Spain’s economy leads the way as the Eurozone begins to fight back
By Liam Sheasby, News Editor
01 May 2019
Pedro Sánchez: Spain's Prime Minister and leader of Partido Socialista Obrero Español (Spanish Socialist Worker's Party)
The Spanish economy has reported a 0.7% growth in GDP this week; up from the previous quarter’s growth of 0.6% and with twice as much economic growth as neighbouring France.
The news is timely for Prime Minister Pedro Sanchez and his Socialist Party, having just won the largest number of seats in the Spanish election but still being short of a majority.

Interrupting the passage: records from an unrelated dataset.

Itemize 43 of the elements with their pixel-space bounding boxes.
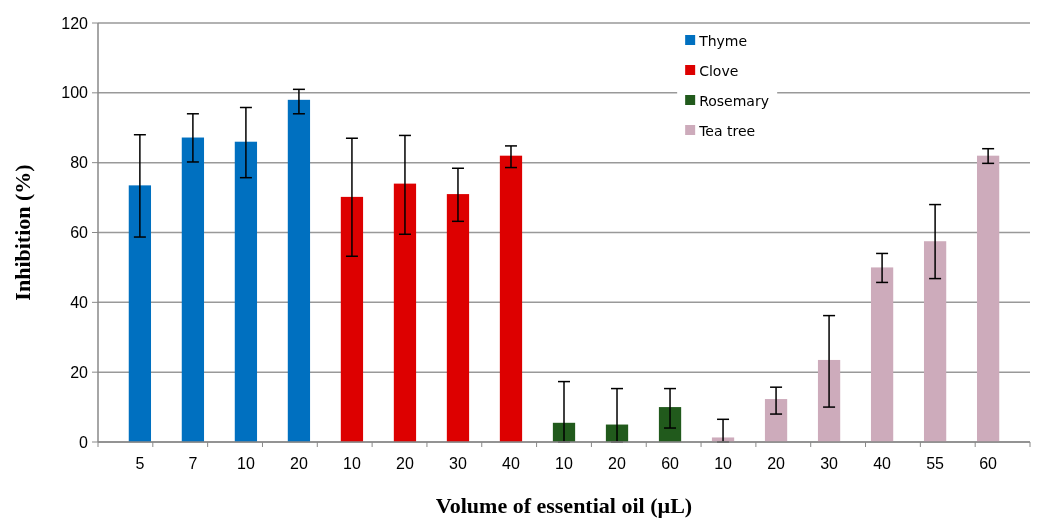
x-tick-label: 5 <box>135 455 145 472</box>
x-tick-label: 7 <box>188 455 198 472</box>
bar <box>181 137 205 442</box>
x-tick-label: 10 <box>237 455 255 472</box>
legend-label: Clove <box>699 62 739 79</box>
x-tick-label: 10 <box>555 455 573 472</box>
x-tick-label: 20 <box>608 455 627 472</box>
x-tick-label: 60 <box>979 455 998 472</box>
x-tick-label: 10 <box>714 455 733 472</box>
y-tick-label: 60 <box>70 224 89 242</box>
bar <box>287 99 311 442</box>
bar <box>764 399 788 442</box>
legend-label: Tea tree <box>698 122 756 139</box>
x-tick-label: 20 <box>290 455 308 472</box>
y-tick-label: 100 <box>61 84 89 102</box>
bar <box>976 155 1000 442</box>
y-tick-label: 120 <box>61 14 89 32</box>
y-tick-label: 20 <box>70 363 89 381</box>
bar <box>128 185 152 442</box>
x-axis-title: Volume of essential oil (µL) <box>435 493 693 518</box>
x-tick-label: 20 <box>396 455 414 472</box>
bar <box>923 241 947 442</box>
x-tick-label: 40 <box>873 455 892 472</box>
x-tick-label: 10 <box>343 455 361 472</box>
bar <box>446 194 470 442</box>
legend-label: Rosemary <box>699 92 769 109</box>
bar <box>234 141 258 442</box>
bar <box>870 267 894 442</box>
x-tick-label: 30 <box>820 455 839 472</box>
bar <box>340 196 364 442</box>
x-tick-label: 55 <box>926 455 945 472</box>
legend-label: Thyme <box>698 32 748 49</box>
y-tick-label: 0 <box>79 433 89 451</box>
bar <box>393 183 417 442</box>
x-tick-label: 30 <box>449 455 467 472</box>
y-tick-label: 80 <box>70 154 89 172</box>
x-tick-label: 60 <box>661 455 680 472</box>
bar <box>817 359 841 442</box>
x-tick-label: 40 <box>502 455 520 472</box>
x-tick-label: 20 <box>767 455 786 472</box>
y-axis-title: Inhibition (%) <box>10 164 35 301</box>
bar <box>499 155 523 442</box>
y-tick-label: 40 <box>70 293 89 311</box>
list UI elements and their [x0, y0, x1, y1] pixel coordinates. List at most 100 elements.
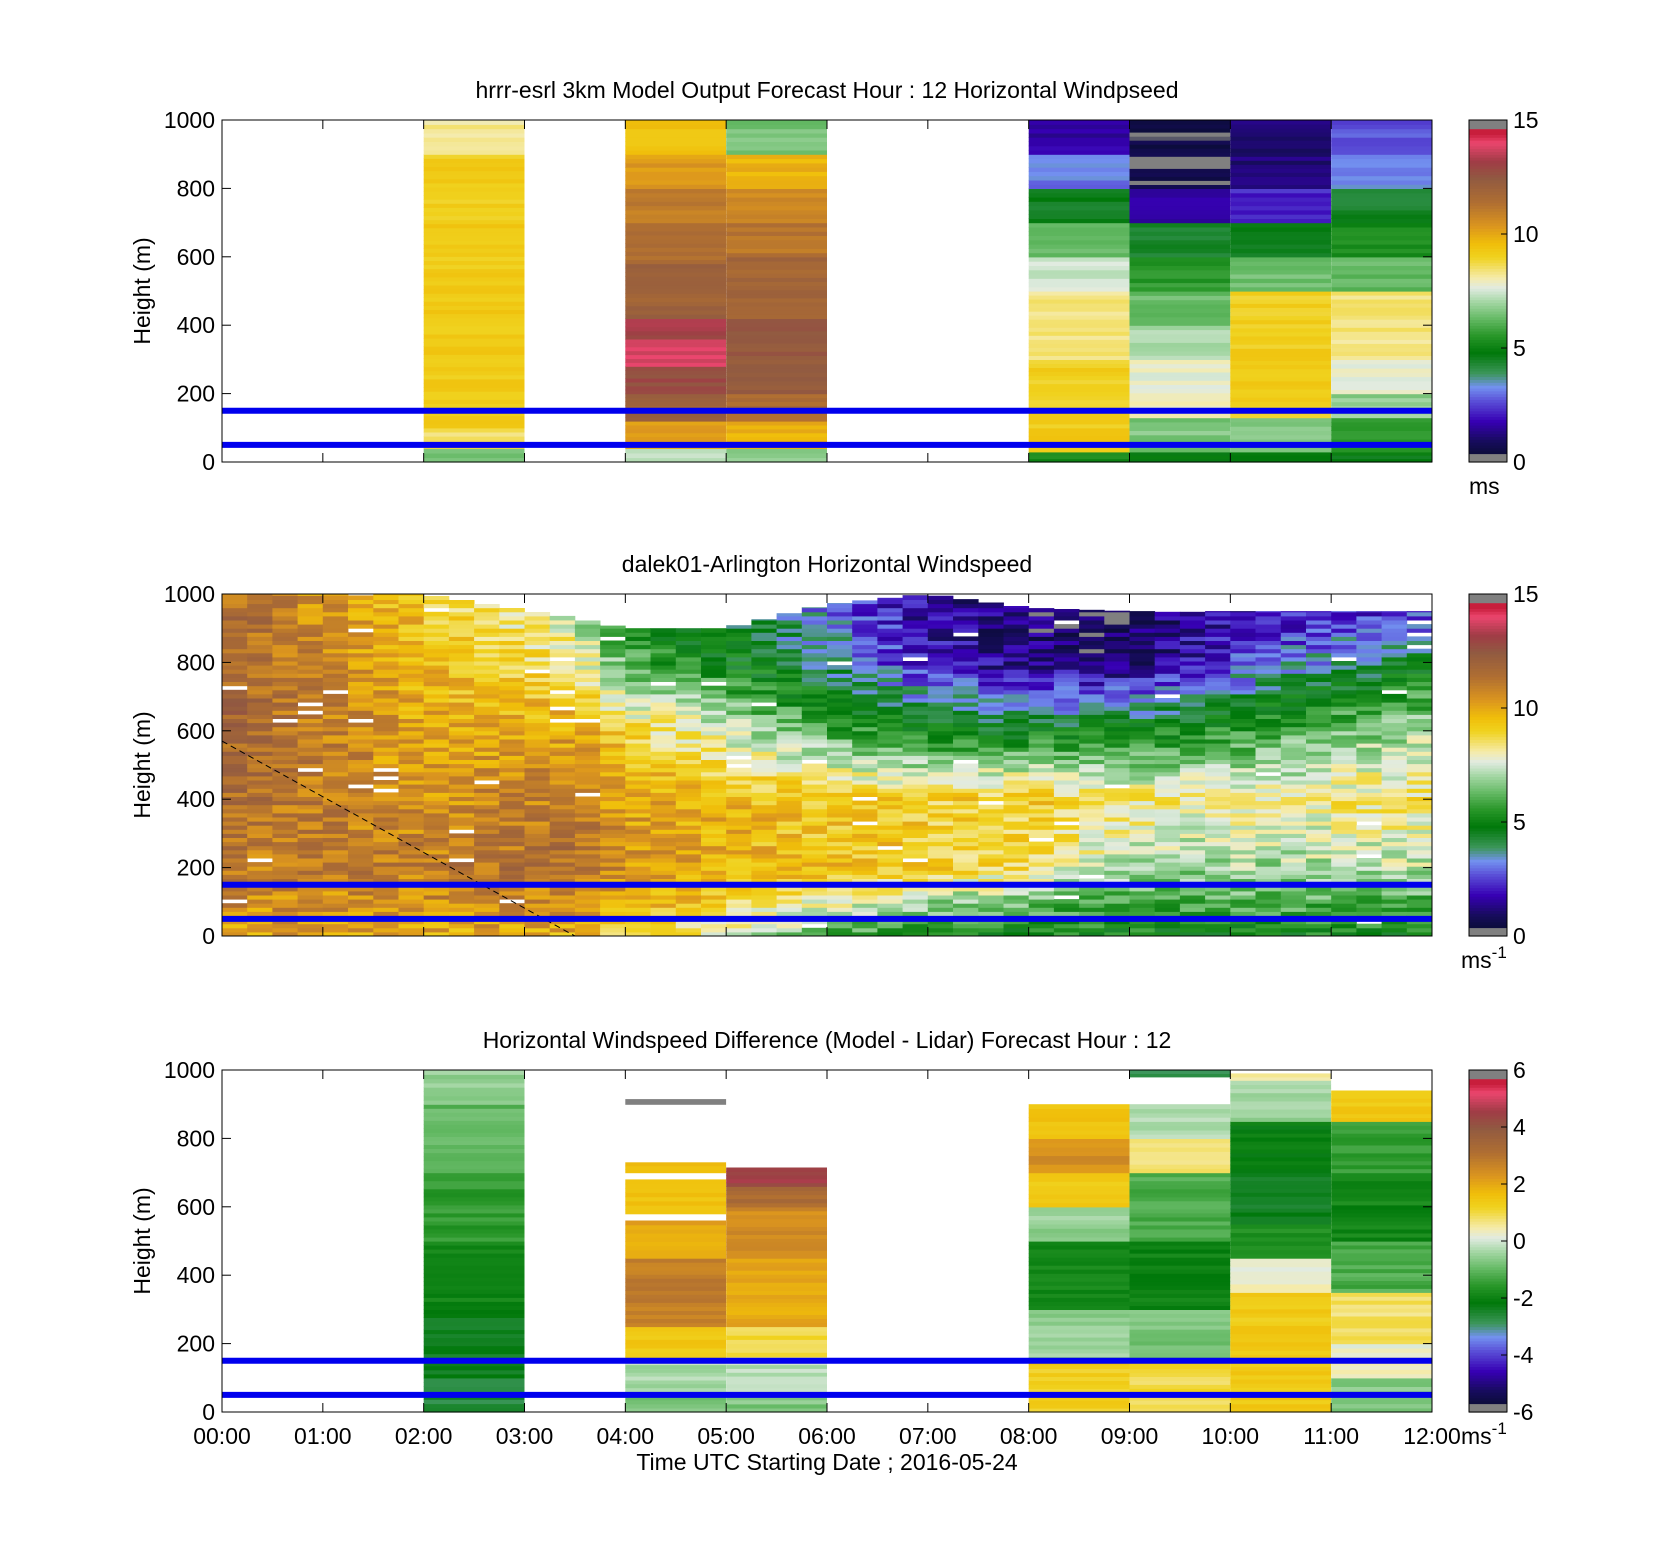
heatmap-cell: [1255, 866, 1282, 871]
heatmap-cell: [701, 714, 727, 719]
heatmap-cell: [902, 903, 929, 908]
heatmap-cell: [953, 693, 979, 699]
colorbar-segment: [1469, 447, 1507, 452]
heatmap-cell: [1331, 273, 1432, 279]
heatmap-cell: [751, 931, 777, 937]
heatmap-cell: [726, 1379, 827, 1385]
heatmap-cell: [1154, 677, 1181, 682]
heatmap-cell: [1331, 132, 1432, 138]
heatmap-cell: [650, 669, 677, 674]
heatmap-cell: [675, 886, 702, 892]
heatmap-cell: [625, 829, 651, 834]
heatmap-cell: [978, 648, 1004, 654]
heatmap-cell: [675, 726, 702, 732]
heatmap-cell: [247, 722, 273, 728]
heatmap-cell: [776, 730, 803, 736]
heatmap-cell: [852, 648, 878, 654]
heatmap-cell: [1406, 837, 1433, 843]
heatmap-cell: [625, 656, 651, 662]
heatmap-cell: [1129, 205, 1231, 211]
heatmap-cell: [625, 239, 727, 244]
heatmap-cell: [827, 911, 853, 916]
heatmap-cell: [574, 739, 601, 744]
heatmap-cell: [625, 1376, 727, 1381]
heatmap-cell: [675, 858, 702, 863]
heatmap-cell: [1331, 648, 1357, 654]
heatmap-cell: [625, 833, 651, 838]
heatmap-cell: [675, 853, 702, 859]
heatmap-cell: [726, 858, 752, 863]
heatmap-cell: [625, 890, 651, 896]
heatmap-cell: [625, 230, 727, 236]
heatmap-cell: [373, 899, 399, 904]
heatmap-cell: [751, 800, 777, 806]
heatmap-cell: [1028, 158, 1130, 164]
heatmap-cell: [801, 611, 828, 617]
heatmap-cell: [322, 862, 349, 867]
heatmap-cell: [877, 607, 903, 613]
heatmap-cell: [1406, 862, 1433, 867]
heatmap-cell: [272, 755, 298, 760]
heatmap-cell: [927, 755, 954, 760]
heatmap-cell: [222, 644, 248, 650]
heatmap-cell: [1104, 689, 1130, 695]
heatmap-cell: [726, 800, 752, 806]
heatmap-cell: [726, 269, 827, 274]
heatmap-cell: [751, 673, 777, 678]
heatmap-cell: [1331, 339, 1432, 344]
heatmap-cell: [801, 931, 828, 937]
heatmap-cell: [499, 718, 525, 724]
heatmap-cell: [751, 652, 777, 658]
heatmap-cell: [726, 1286, 827, 1291]
heatmap-cell: [1406, 710, 1433, 715]
heatmap-cell: [423, 878, 450, 884]
heatmap-cell: [373, 849, 399, 855]
heatmap-cell: [222, 837, 248, 843]
heatmap-cell: [549, 837, 576, 843]
heatmap-cell: [625, 1179, 727, 1185]
colorbar-segment: [1469, 747, 1507, 752]
heatmap-cell: [1331, 767, 1357, 773]
heatmap-cell: [499, 698, 525, 703]
colorbar-segment: [1469, 679, 1507, 683]
heatmap-cell: [1003, 853, 1030, 859]
heatmap-cell: [1381, 825, 1408, 830]
heatmap-cell: [801, 804, 828, 810]
heatmap-cell: [751, 829, 777, 834]
heatmap-cell: [1230, 214, 1332, 219]
heatmap-cell: [348, 652, 374, 658]
heatmap-cell: [1255, 652, 1282, 658]
heatmap-cell: [1280, 825, 1307, 830]
heatmap-cell: [902, 722, 929, 728]
heatmap-cell: [1306, 689, 1332, 695]
heatmap-cell: [474, 870, 500, 875]
heatmap-cell: [574, 878, 601, 884]
heatmap-cell: [600, 849, 626, 855]
heatmap-cell: [348, 845, 374, 851]
heatmap-cell: [1129, 256, 1231, 262]
heatmap-cell: [423, 309, 525, 315]
heatmap-cell: [322, 615, 349, 621]
heatmap-cell: [1028, 1219, 1130, 1225]
heatmap-cell: [549, 780, 576, 785]
colorbar-segment: [1469, 708, 1507, 712]
heatmap-cell: [675, 656, 702, 662]
heatmap-cell: [348, 833, 374, 838]
heatmap-cell: [474, 825, 500, 830]
heatmap-cell: [1028, 792, 1055, 797]
heatmap-cell: [776, 628, 803, 633]
heatmap-cell: [625, 145, 727, 151]
heatmap-cell: [1331, 434, 1432, 440]
heatmap-cell: [1230, 788, 1256, 793]
heatmap-cell: [247, 911, 273, 916]
heatmap-cell: [877, 878, 903, 884]
heatmap-cell: [726, 179, 827, 185]
heatmap-cell: [852, 800, 878, 806]
colorbar-segment: [1469, 642, 1507, 646]
heatmap-cell: [222, 841, 248, 847]
heatmap-cell: [1306, 890, 1332, 896]
heatmap-cell: [524, 849, 551, 855]
heatmap-cell: [1280, 628, 1307, 633]
heatmap-cell: [272, 685, 298, 691]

The positive economic figures could be enough to tempt uncertain rival parties into a coalition to break the hung parliament.

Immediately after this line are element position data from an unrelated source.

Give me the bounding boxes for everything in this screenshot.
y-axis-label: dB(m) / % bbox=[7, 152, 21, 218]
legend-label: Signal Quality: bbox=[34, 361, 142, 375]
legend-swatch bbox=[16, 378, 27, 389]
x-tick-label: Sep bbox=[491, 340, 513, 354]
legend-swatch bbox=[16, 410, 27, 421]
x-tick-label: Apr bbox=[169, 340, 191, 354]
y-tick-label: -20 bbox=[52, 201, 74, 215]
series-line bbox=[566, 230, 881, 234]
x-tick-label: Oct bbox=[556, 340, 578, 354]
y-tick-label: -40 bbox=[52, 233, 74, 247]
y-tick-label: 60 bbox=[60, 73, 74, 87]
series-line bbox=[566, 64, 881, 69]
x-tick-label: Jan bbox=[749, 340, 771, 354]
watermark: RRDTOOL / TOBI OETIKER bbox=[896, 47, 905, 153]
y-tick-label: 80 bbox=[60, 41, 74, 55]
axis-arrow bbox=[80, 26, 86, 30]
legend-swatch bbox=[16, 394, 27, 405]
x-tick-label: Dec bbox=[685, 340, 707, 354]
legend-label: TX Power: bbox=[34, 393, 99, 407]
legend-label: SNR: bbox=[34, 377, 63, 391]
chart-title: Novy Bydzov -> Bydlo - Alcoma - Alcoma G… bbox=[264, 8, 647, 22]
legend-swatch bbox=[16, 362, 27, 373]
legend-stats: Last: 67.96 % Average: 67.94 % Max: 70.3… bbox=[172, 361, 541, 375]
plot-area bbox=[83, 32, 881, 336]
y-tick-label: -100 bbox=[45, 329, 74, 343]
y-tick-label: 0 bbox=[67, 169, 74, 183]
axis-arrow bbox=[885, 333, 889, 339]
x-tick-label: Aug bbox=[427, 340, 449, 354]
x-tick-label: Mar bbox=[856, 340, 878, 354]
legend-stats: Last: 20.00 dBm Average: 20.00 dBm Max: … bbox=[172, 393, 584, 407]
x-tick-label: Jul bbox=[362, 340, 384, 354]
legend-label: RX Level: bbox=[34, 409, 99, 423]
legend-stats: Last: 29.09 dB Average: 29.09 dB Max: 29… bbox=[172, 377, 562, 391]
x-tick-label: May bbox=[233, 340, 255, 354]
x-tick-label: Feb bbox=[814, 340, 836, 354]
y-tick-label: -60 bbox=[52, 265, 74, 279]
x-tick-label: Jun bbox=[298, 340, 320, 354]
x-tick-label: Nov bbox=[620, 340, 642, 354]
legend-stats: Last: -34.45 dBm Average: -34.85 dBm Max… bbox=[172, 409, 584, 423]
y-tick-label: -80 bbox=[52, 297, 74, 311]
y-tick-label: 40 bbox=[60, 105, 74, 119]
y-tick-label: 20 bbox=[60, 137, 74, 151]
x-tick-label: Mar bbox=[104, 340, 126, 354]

The Eurozone also posted improved figures with 0.4% GDP growth across the region; up from 0.2% in the fourth quarter of 2018. Italy was the surprise package of the 19-nation bunch, with 0.2% GDP growth bringing the beleaguered country back from its third recession in a decade.
The figures for Q1 2019 were reported by the Instituto Nacional de Estadística de España (National Statistics Institute of Spain) as shown by the chart below:
CNTR. Avance Trimestre 1/2019. El #PIB español registra un crecimiento del 0,7% en el primer trimestre de 2019 respecto al trimestre anterior en términos de volumen. Nota de prensa: https://t.co/sL9fzHACEJ Más resultados: https://t.co/vWvQIJ1vju #INE #economía pic.twitter.com/QcbpFJ1Fkb— INE España (@es_INE) April 30, 2019
The data also shows that Spain’s economy grew 2.4% faster in the first quarter of this year compared to the same period last year, with Bloomberg describing the gains as unexpected. Spain has now grown consistently since 2013.
The 0.7% growth realised in Q1 means that Spain’s economy has outperformed the Eurozone average for the past five quarters, with higher wages helping to stimulate consumer spending. The Spanish government – led by the re-elected Pedro Sanchez – estimates that Spain will achieve 2.2% overall growth this year.
One big concern is that Spain’s unemployment has risen again though – up from 13.9% in February to 14.7%. This comes off the back of nearly 600,000 jobs created in the last year; a figure not seen since before the financial crisis back in 2007.
It is perhaps the talk of uncertainty surrounding the re-elected Socialist government and their need to form a coalition, combined with the sudden rise in unemployment, that prompted Spain’s Antena3 (their equivalent of ITV) to run a feature on gold in their show Espejo Público (Public Mirror). The segment reported how gold demand in Spain was up around 50%, though without citation on their figures. Our sister website, Inversoro.es, has reported a rise in registrations, enquiries and orders in the past fortnight however, suggesting that appetite for physical gold is indeed rising in Spain – even if it’s not by the figure suggested in the Spanish media.